Isaura - Parte VII

33 2 3
                                    

Febrero de 1886

Estaba muriendo el mes y el verano parecía no haberse enterado, porque todavía hostigaba con rudeza cuando tocaron a la puerta por una consulta distinta.

Mamay, ¡nos vienen a buscar en sulky! Es urgente —gritó Qillqa—. Un «picao» de víbora, está muy mal, dicen.

Diligente, corrió a buscar los bártulos. No era frecuente que tuvieran que acudir a la casa de alguien, pero una mordedura de víbora era cosa seria. Se aprestaron, cargaron todas las hierbas efectivas para el caso y algunas más, por las dudas. Al subir al carro, Isaura torció el ceño. El que conducía no era conocido.

—Eh, don, ¿a dónde nos lleva?

Era un hombrón rubio, de tez blanca muy maltratada por el sol y el alcohol, lo que le daba una apariencia de camarón arrugado, con nariz prominente y bulbosa. No habría llegado a los treinta, pero parecía más viejo y ajado.

I don't speak, no hablar «espaniol» very well. Míster, víbora, en pierna. Muy mal.

A Isaura no le gustó nada la situación. Estaban yendo al sector de los ingleses. Nunca había andado por ahí. Aún más: nunca había hablado directamente con uno de ellos. No le parecía posible que los extranjeros pudieran necesitar sus servicios, porque tenían su propio médico. Que ella fuera una curandera, como llamaban despectivamente a los sanadores, la sacaba de toda opción en esa sociedad que ella consideraba cerrada e inescrutable. Apretó fuerte su medalla de la virgen en el cuello y rogó que no fuera una trampa.

Llegaron a un lugar apartado de la civilización, a unos veinte minutos de la ciudad. Entre el monte tupido por el que transitaban, apareció de pronto un portón imponente de madera. A un silbido del carrero, un par de chiquillos púberes con el pelo amarillo abrieron la gran puerta. Al entrar, Isaura observó que todo el contorno de la propiedad estaba prolijamente delimitado por alambres que se mantenían erguidos gracias a unos recios postes que se disponían a unos ocho metros de distancia. La madera era de quebracho blanco, autóctona.

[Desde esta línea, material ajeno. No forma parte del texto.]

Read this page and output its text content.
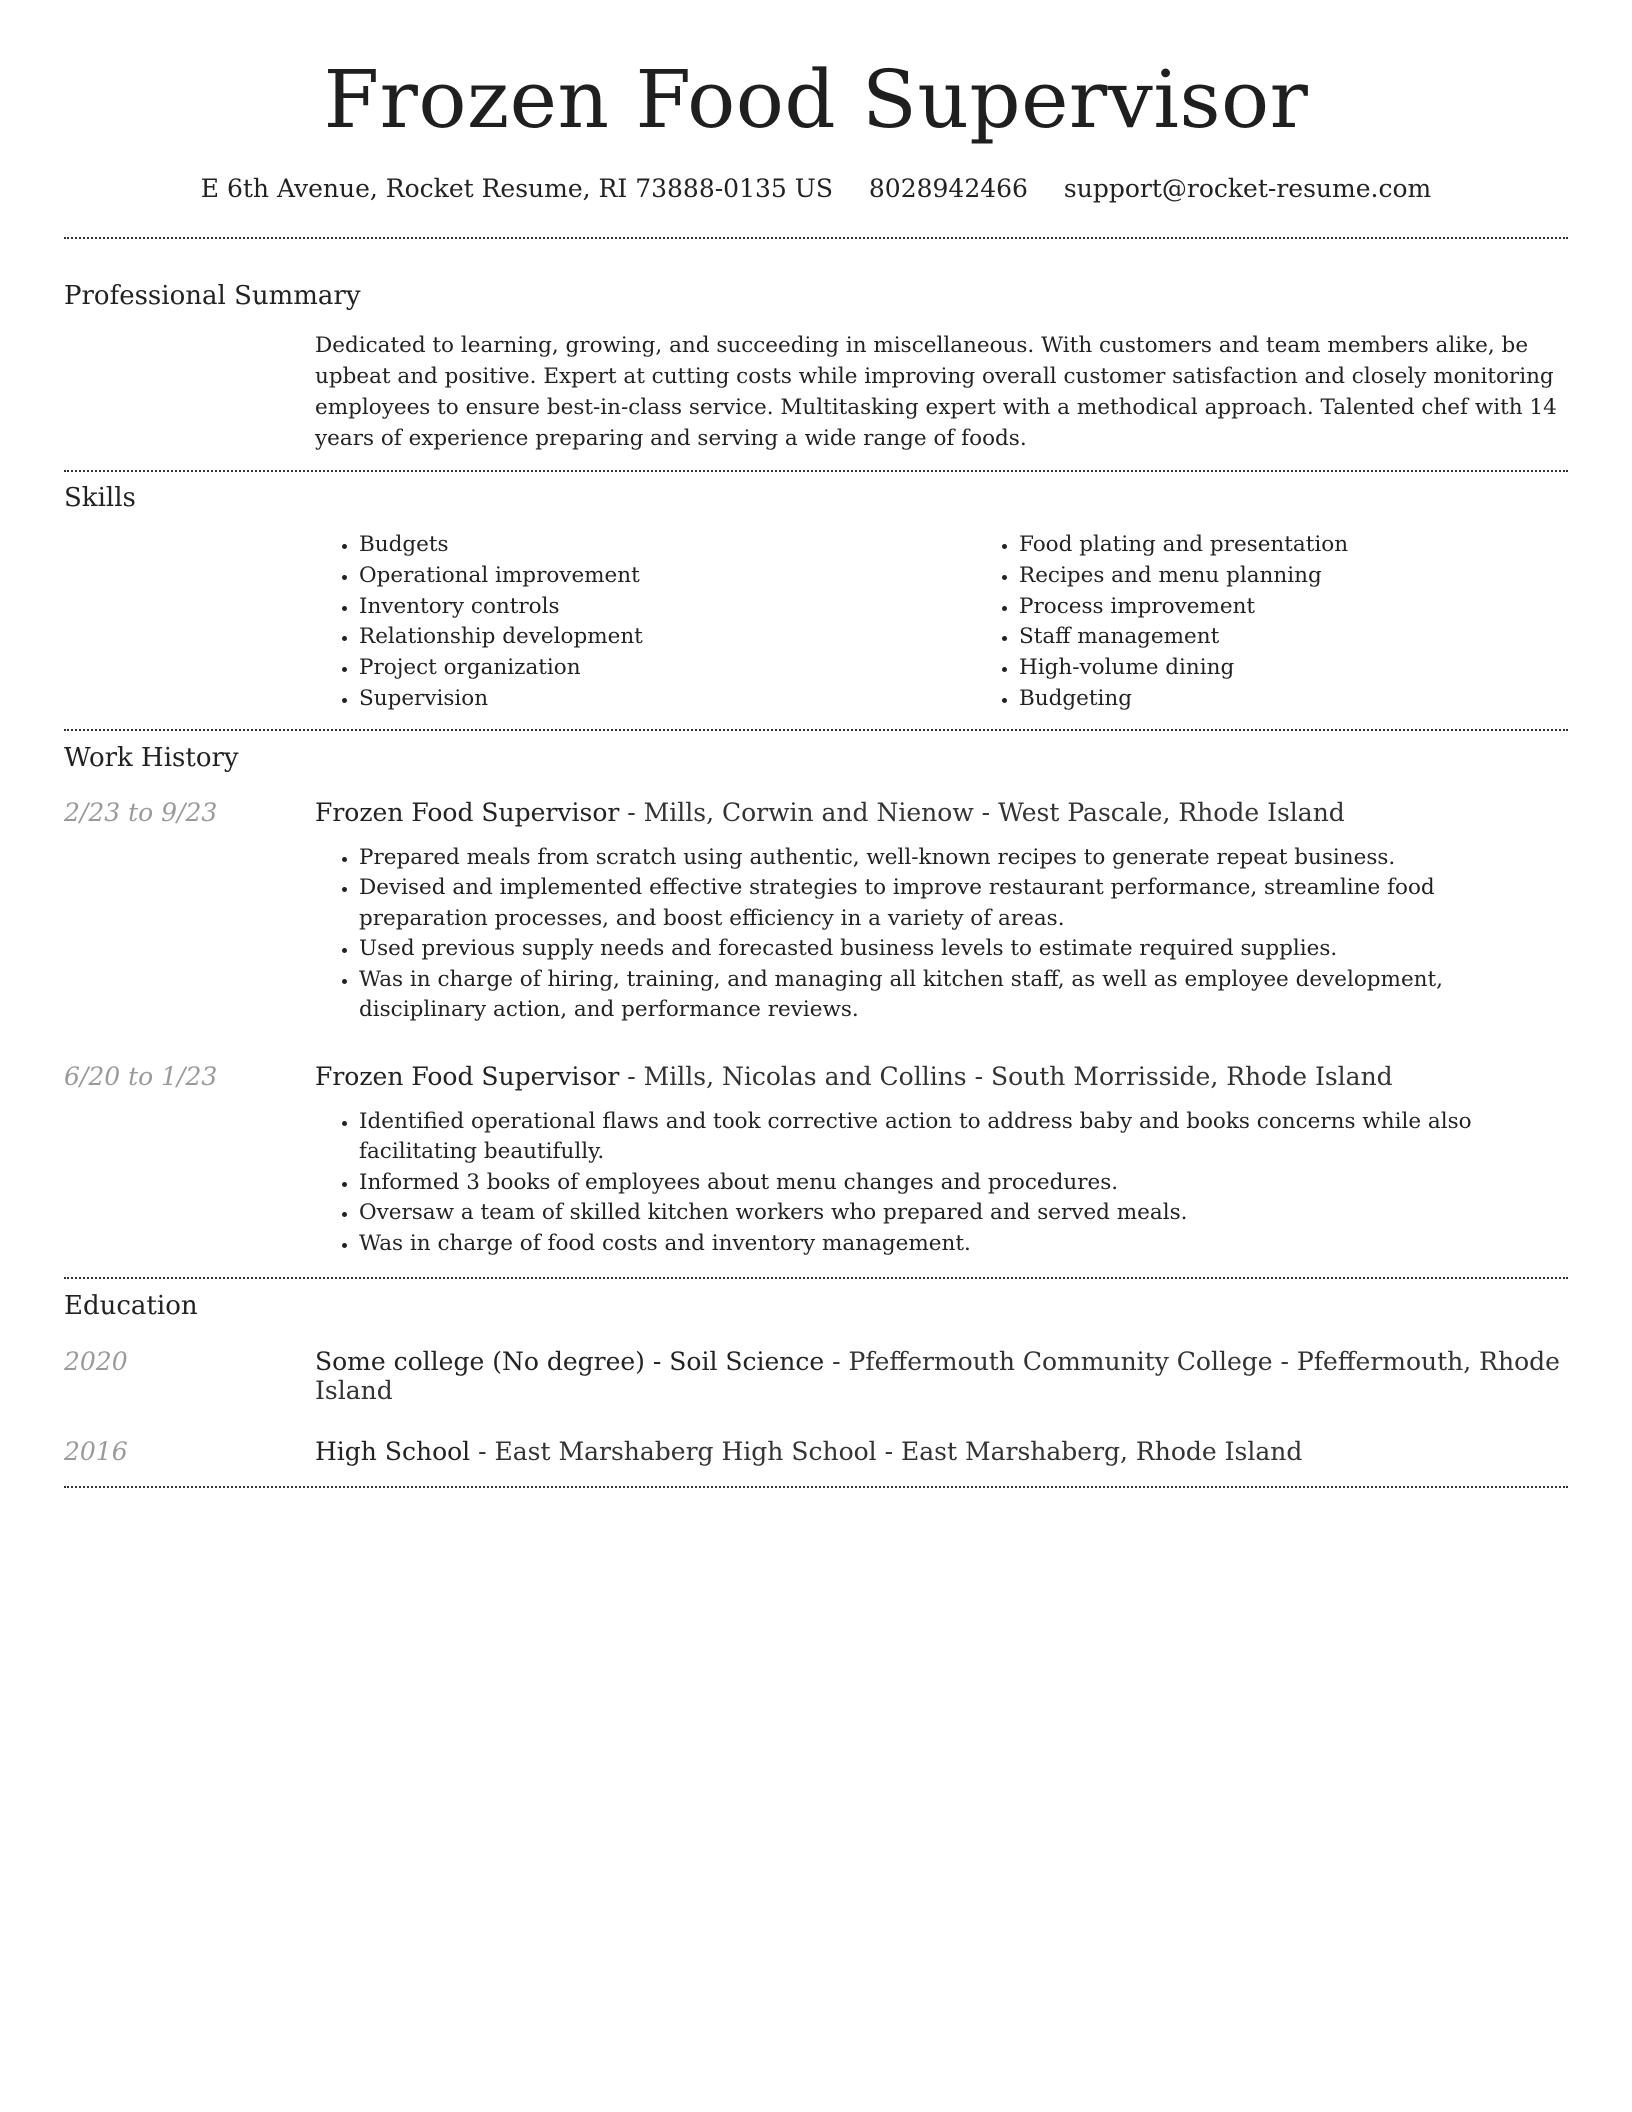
Frozen Food Supervisor
E 6th Avenue, Rocket Resume, RI 73888-0135 US 8028942466 support@rocket-resume.com
Professional Summary
Dedicated to learning, growing, and succeeding in miscellaneous. With customers and team members alike, be upbeat and positive. Expert at cutting costs while improving overall customer satisfaction and closely monitoring employees to ensure best-in-class service. Multitasking expert with a methodical approach. Talented chef with 14 years of experience preparing and serving a wide range of foods.
Skills
• Budgets
• Operational improvement
• Inventory controls
• Relationship development
• Project organization
• Supervision
• Food plating and presentation
• Recipes and menu planning
• Process improvement
• Staff management
• High-volume dining
• Budgeting
Work History
2/23 to 9/23	Frozen Food Supervisor - Mills, Corwin and Nienow - West Pascale, Rhode Island
• Prepared meals from scratch using authentic, well-known recipes to generate repeat business.
• Devised and implemented effective strategies to improve restaurant performance, streamline food preparation processes, and boost efficiency in a variety of areas.
• Used previous supply needs and forecasted business levels to estimate required supplies.
• Was in charge of hiring, training, and managing all kitchen staff, as well as employee development, disciplinary action, and performance reviews.
6/20 to 1/23	Frozen Food Supervisor - Mills, Nicolas and Collins - South Morrisside, Rhode Island
• Identified operational flaws and took corrective action to address baby and books concerns while also facilitating beautifully.
• Informed 3 books of employees about menu changes and procedures.
• Oversaw a team of skilled kitchen workers who prepared and served meals.
• Was in charge of food costs and inventory management.
Education
2020	Some college (No degree) - Soil Science - Pfeffermouth Community College - Pfeffermouth, Rhode Island
2016	High School - East Marshaberg High School - East Marshaberg, Rhode Island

«Malditos», masculló Isaura para sus adentros, «están matando los árboles para cercar la tierra que es de todos». Tenía la cara desencajada y una mala espina. Estaba arrepentida de haberse subido a la carreta. Qillqa, siempre atenta a su mentora, adivinó lo que pensaba y le habló con suavidad:

—Es un enfermo como cualquiera, mamay; necesita nuestra ayuda. La Pachamama nos va a agradecer, vas a ver.

Siempre daba en el clavo. Las palabras justas en el momento justo. Isaura nunca se negaría a ofrecer su don a alguien menesteroso.

Se abrieron paso a un predio enorme con casas de ladrillo, sobrias pero imponentes, que se asemejaban a las que ocupaba solo la selecta sociedad. Tenían establos, corrales y sembradío, y muchas dependencias más que ella no pudo reconocer. Todo el terreno estaba desmontado, sin una planta que sugiriera el lugar en donde estaban. No vio ni un chañar, ni una jarilla, ni un mistol, ni una tusca. Había unos árboles que ella desconocía, pero eran apenas retoños que agonizaban en un clima que no les pertenecía.

«¿Por qué han hecho esto? ¿En qué les molestaba la vegetación reinante y con qué necesidad la han reemplazado?», se preguntó. Isaura no podía creer que todavía estuviera en Santiago del Estero. La trasplantada parecía ella.

El hombre condujo por calles blancas de polvo, en cuadrículas perfectas. Miró de reojo a Qillqa. Lo que para Isaura parecía un horror, para la chica, con su mirada ávida y curiosa, era puro asombro.

Desde la entrada, habrían hecho unos trescientos metros cuando llegaron a una construcción similar a las otras, pero más pequeña. Mientras caminaban, una pequeña multitud de curiosos se fue sumando en el trayecto, pero no vio ninguna mujer.